The current approach to train large language models to be able to reason about problems is to add logical break downs to the training data for some input.
This approach is called chain of thought and works very well for clearly defined problems like solving a quadratic equation or other tasks with a set of clear steps in general. The interesting part is the application to new problems that do not exist in the training data. A new prompt is then compared to similar requests, basically superposing possible solution paths to known problems. The generated steps can then be further used as intermediate prompts internally to prune steps that do not lead to answers (with some supervised learning) in the problem representation.
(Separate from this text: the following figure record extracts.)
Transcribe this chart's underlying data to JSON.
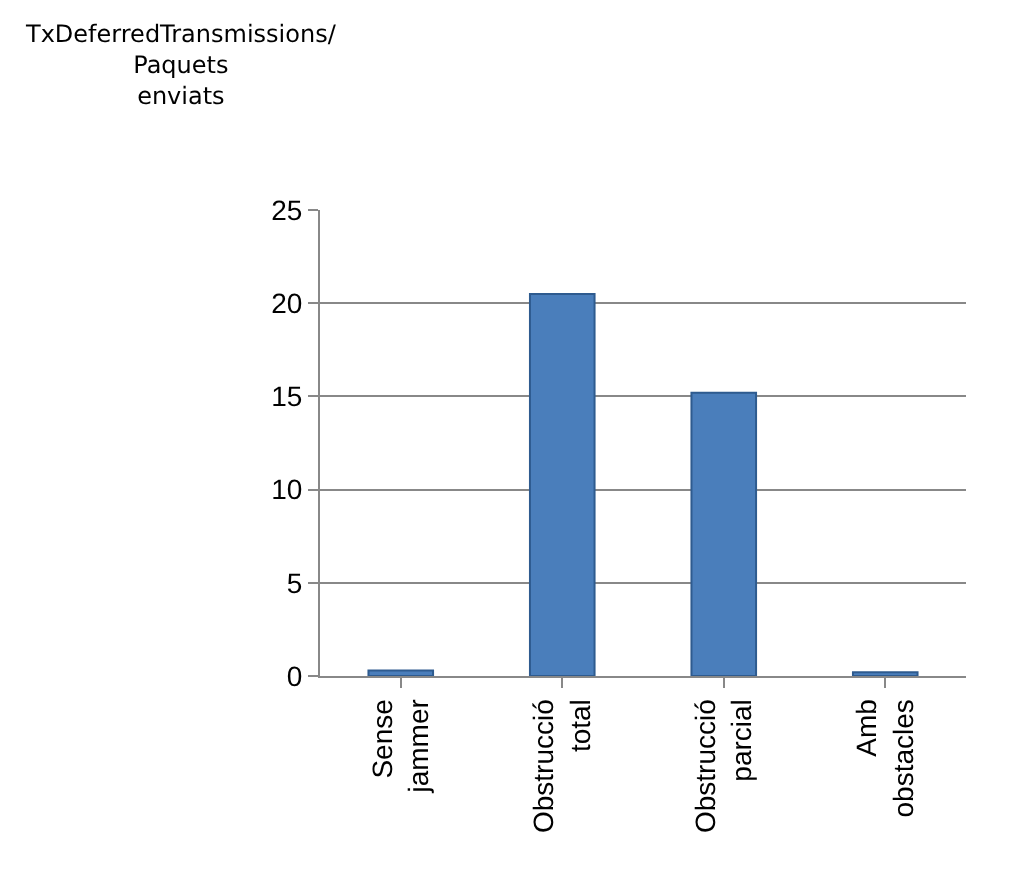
{
  "chart_data": {
    "type": "bar",
    "ylabel": "TxDeferredTransmissions/ Paquets enviats",
    "categories": [
      "Sense jammer",
      "Obstrucció total",
      "Obstrucció parcial",
      "Amb obstacles"
    ],
    "values": [
      0.3,
      20.5,
      15.2,
      0.2
    ],
    "color": "#4a7ebb",
    "ylim": [
      0,
      25
    ],
    "yticks": [
      0,
      5,
      10,
      15,
      20,
      25
    ],
    "grid": "y"
  }
}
In general this is not different to the previous approach of finding the statistically most likely answer, except it breaks down the request to small steps, where the answer to each step is statistically easier to find and has a larger confidence to be correct.
Flat or Hierarchy Model
We can invert this approach and try to find some conclusions to our own thought process. Is our reasoning capability the same, meaning that it emerges from a superposition of known basic questions and answers? Generally speaking, is it just piling a flat set of data input and output until most input can be mapped to a reasonably close problem set?
At the moment I am skeptical that without some live pruning process, like an additional level of reasoning that uses an abstract model of the world, and that can start the logical deduction from very basic axioms, is able to lead to a model that will be useful on complicated questions. Especially, if the problem is fuzzy, meaning that information is missing or even wrong. Where previous assumptions need to be actively challenged.
Another problem is extrapolating, transferring or abstractions of problems. All these features of reasoning are hard to define and make explicit in the training data. I am not sure extending the chain of thought steps to include very basic assumptions will improve this, as the more abstract and removed you are from current reasoning paths the more difficult it will be generating a correct answer from the training set. It is like making a prediction from current data far into the future, it will get less and less accurate.
Limits
Still, I do not know how far this approach will take us. For well defined problems this will lead to models that are able to handle most prompts. Unfortunately, the challenge is finding the limits of the model. The problem sets it will be able to handle confidently and the problems it will not be able to. Otherwise no model, especially in critical systems will be secure enough to be used.
A Kernel
Going back to the initial discussion point about reasoning being a superposition of flat data. If we compare to how humans learn I think there is a fundamental difference. For example, learning language in humans is in my opinion based on some pre-existing structures in the brain that are able to detect patterns in sounds, correlate them to visual input like facial expressions, gestures, objects and deriving some understanding from this.
It is a continuous process at each step refining previous input and also testing actively if the learned input is correct by making sounds, speaking words etc. with feedback from parents. In the end some abstract understanding of language is built, not just for a specific language but also abstract concepts like grammar and what words are.
Stripping the individual data points, like when a parent pointed to something and made a sound, does not impact this abstract model. I would call this final construct a kernel, something abstract and fundamental representing a concept. I think there are many kernels for different areas but all interconnected leading to the ability to transfer between them on an abstract level.
Going one step further we could think of a fundamental kernel, one that defines how to reason itself. And that would be the actual source of general intelligence. Maybe training by chain of thought and just brute data sizes might lead to this kernel. I think it would emerge in a different way, one that starts with creating a basic feedback loop that is refined over time.
Evolutionary Approach
This is not a new thought, as this evolutionary approach is decades old. But the issue here is that the training necessary to create a fundamental kernel is outside our time frame. For humans this took millions of years and endless generations. So we have two options here, either decoding the brain and finding how our kernel works, or creating an environment that is able to train much quicker.
Simulation?
Funny enough, sometimes I think this is exactly the situation where we are living in. Just an experiment to force reason to emerge to be studied.I think decoding the brain is not feasible with current technology. But what might be possible is creating a simulation that is complex enough to force the evolution of reason.
But maybe the brute force statistical approach will be good enough. It definitely will be useful if the error rate for simple problems is small enough. Let's see.